Keywords: FDI, domestic investment, crowding-out, transition, financial development
JEL Classification: E22, F21, F43, O52
Wednesday, October 2nd, 16:00 to 18:00
Gábor Békés (with Balázs Muraközy)
Hungarian Academy of Sciences and Central European University
While most research in international trade deals with two modes of foreign sales, exports and direct investment, in reality there are several ways firms can sell abroad. Firms may hire intermediaries to help them selling abroad indirectly, export directly to counterparties abroad, set up arm's length contracts to manufacture abroad or invest directly in the foreign market. In this paper, we first extend a heterogeneous firms model and allow firms to choose among N options to serve clients abroad. Second, we allow for firms being different in several aspects of capability, and they will choose a mode based on their production efficiency and also, the quality of their goods. Using EFIGE, a rich cross section survey of firms in EU countries, we show sorting patterns across six different modes. We highlight the importance of mixed modes as well. Finally, we discuss the relevance of global value chains and the role of business groups.

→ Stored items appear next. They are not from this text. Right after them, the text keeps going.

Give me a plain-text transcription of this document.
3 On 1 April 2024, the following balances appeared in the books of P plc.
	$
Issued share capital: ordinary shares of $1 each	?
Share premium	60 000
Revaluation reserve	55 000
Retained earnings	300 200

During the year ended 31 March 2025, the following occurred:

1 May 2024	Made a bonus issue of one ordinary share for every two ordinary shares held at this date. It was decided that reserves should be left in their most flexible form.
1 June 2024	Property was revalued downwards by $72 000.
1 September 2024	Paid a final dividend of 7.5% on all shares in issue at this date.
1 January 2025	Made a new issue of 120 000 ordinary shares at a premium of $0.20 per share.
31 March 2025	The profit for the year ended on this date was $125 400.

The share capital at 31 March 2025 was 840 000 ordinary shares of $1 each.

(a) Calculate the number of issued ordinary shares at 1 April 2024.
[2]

Keywords: Firm heterogeneity, export, FDI, international trade mode, multinomial logit
JEL Classification: F14, F23
Wednesday, 17th September 2014, 16:00 to 18:00
Gabriel Felbermayr (together with Rahel Aichele and Inga Heiland)
ifo Institut and LMU München
Since July 2013, the EU and the US are negotiating a comprehensive and ambitious agreement that has the objective of fostering transatlantic trade and investment. Simulations of the potential economic impact of such a Transatlantic Trade and Investment Partnership (TTIP) have led to diverging results due to differences in methods and in scenarios. In this paper, we propose to structurally estimate a new multi-industry quantitative trade model and to simulate the trade and welfare effects of a fully implemented TTIP. In doing so, we seek consistence with existing CGE-based approaches, but we apply a top-down approach to the treatment of non-tariff measures (NTMs). We find welfare effects that are comparable to those obtained in structurally estimated single-sector models and that are substantially higher than those obtained when using a bottom-up treatment of NTMs.